Because of the high pressures and rates required of pumping systems for unconventional resources, maintenance and repair happen more frequently and can result in downtime. Predictive maintenance is an end goal for most oil and gas producers, which face a shared maintenance dilemma. Without predictive analytics, they wait for a machine to fail and then repair it, losing valuable production time, or they maintain their assets on a very regular schedule, even when the machine is functioning well, which could avoid downtime but adds the cost of unnecessary maintenance. For large producers with gigantic networks of assets, these costs add up.
Just as regional oil and gas companies have started to see the benefit of digitising their operations, they are opening their eyes to the possibility of maximising profits by selling the crude oil that would previously have been used for power generation, producing gas for internal use and as feedstock for the lucrative downstream segment, which provides balance for producers when oil prices are low. If the Middle East can leverage shale economically, this could be a tipping point into the region’s transition to gas.

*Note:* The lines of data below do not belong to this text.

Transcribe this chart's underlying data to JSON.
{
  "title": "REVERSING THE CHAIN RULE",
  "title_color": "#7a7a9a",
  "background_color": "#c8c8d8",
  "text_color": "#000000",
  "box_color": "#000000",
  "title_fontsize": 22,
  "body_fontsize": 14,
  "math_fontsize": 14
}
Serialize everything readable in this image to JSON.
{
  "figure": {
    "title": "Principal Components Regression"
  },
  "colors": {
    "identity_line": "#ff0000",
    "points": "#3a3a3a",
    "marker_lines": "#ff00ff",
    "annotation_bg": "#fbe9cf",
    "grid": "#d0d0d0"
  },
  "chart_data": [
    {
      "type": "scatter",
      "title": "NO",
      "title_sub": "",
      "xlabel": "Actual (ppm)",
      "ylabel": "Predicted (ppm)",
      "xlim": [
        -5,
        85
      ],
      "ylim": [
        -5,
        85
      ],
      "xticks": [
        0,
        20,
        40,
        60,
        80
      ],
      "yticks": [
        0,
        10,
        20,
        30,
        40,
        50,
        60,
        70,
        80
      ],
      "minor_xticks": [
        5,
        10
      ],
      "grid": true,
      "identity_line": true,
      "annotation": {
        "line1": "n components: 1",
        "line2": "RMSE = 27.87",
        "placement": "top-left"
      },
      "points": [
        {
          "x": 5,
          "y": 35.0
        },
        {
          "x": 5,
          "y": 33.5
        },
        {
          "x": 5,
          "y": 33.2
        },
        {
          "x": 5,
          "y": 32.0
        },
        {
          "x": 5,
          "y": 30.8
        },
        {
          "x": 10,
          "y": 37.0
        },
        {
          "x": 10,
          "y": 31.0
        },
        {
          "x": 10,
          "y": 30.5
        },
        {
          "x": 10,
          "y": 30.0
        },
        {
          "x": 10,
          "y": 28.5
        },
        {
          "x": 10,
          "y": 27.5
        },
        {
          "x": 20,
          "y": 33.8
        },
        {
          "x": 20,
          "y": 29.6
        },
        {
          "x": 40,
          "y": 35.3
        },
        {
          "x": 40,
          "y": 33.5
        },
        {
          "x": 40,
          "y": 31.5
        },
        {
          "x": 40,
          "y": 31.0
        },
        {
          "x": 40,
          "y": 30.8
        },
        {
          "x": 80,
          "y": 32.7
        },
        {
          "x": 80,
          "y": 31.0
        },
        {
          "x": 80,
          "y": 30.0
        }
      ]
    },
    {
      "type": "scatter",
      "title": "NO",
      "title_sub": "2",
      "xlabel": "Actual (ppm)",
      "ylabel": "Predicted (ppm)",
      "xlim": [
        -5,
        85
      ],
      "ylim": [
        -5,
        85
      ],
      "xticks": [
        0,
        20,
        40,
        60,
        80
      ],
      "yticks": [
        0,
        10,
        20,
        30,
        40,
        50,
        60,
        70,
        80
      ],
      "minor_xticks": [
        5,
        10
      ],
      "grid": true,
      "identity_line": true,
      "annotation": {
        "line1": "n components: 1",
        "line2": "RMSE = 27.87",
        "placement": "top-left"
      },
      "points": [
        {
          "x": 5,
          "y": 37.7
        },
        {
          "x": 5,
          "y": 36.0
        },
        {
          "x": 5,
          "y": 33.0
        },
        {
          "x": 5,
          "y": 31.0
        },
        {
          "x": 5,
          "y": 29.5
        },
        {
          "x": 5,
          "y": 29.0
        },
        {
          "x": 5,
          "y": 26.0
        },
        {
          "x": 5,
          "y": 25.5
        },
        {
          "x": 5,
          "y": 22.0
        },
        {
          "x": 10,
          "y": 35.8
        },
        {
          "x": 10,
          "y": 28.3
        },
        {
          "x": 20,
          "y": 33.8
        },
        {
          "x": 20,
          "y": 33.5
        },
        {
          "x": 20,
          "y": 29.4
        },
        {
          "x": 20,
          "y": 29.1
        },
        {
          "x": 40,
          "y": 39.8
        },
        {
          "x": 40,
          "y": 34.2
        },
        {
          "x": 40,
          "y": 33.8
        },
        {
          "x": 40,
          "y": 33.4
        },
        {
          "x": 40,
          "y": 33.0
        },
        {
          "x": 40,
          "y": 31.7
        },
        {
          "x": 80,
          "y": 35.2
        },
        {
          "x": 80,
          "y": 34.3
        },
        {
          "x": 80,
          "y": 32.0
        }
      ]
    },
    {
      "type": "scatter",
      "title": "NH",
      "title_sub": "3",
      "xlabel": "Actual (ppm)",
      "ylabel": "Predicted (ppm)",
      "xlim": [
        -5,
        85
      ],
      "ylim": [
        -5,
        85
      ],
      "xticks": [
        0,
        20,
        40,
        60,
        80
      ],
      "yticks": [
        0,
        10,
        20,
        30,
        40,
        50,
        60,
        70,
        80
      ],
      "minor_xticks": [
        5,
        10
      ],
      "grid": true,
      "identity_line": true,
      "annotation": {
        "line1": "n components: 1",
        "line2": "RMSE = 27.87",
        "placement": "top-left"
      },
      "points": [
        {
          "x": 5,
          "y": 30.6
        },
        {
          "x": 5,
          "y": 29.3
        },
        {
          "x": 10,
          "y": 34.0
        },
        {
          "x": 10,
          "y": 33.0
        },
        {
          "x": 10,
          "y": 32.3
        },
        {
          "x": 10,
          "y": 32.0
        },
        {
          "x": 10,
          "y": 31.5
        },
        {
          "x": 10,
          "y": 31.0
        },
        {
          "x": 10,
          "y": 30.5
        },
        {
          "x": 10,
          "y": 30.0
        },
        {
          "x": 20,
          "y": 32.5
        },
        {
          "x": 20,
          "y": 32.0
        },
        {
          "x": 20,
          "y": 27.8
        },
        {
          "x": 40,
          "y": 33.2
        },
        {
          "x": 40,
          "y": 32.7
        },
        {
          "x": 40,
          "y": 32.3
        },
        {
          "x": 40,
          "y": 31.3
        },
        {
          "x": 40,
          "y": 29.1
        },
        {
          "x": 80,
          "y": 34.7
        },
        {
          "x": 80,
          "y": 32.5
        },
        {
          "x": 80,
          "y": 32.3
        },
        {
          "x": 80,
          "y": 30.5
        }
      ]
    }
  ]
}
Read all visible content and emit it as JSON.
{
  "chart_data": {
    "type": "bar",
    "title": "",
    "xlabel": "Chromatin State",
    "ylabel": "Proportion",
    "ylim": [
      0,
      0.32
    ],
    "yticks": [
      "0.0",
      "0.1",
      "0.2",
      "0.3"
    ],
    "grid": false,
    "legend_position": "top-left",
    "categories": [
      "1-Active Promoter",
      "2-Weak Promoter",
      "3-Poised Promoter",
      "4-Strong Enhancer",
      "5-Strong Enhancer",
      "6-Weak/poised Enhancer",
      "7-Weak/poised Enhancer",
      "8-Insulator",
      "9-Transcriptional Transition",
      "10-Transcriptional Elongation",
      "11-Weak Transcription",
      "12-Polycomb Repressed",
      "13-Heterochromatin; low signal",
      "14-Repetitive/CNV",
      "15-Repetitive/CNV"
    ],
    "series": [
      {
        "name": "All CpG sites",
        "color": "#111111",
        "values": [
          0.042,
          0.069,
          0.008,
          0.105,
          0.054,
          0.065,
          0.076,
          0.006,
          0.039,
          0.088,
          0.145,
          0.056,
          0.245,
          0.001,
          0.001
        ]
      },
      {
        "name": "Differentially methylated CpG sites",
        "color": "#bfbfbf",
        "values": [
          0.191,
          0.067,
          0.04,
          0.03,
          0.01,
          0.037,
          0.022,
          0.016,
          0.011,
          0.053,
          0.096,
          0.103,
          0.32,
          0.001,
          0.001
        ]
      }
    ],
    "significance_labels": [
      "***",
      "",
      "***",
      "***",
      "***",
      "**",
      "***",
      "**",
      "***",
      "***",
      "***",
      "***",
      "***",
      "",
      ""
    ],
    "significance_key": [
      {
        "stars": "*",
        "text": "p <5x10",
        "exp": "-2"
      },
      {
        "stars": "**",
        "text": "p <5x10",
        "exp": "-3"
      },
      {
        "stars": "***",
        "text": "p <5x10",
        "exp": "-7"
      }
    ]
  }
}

“This is a huge opportunity,” Kenawi says. “If we do the whole cycle of reservoir insight, customised chemistry and surface efficiency in the Middle East, this would be a replication of what is happening in the US.”
The circumstances for the Middle East are certainly different than for North America, and a shale boom could yield different results, but regional NOCs no longer appear content with the status quo. Perhaps having noticed the success of the US shale revolution, they seem poised for a change of pace, and that is a revolution of its own.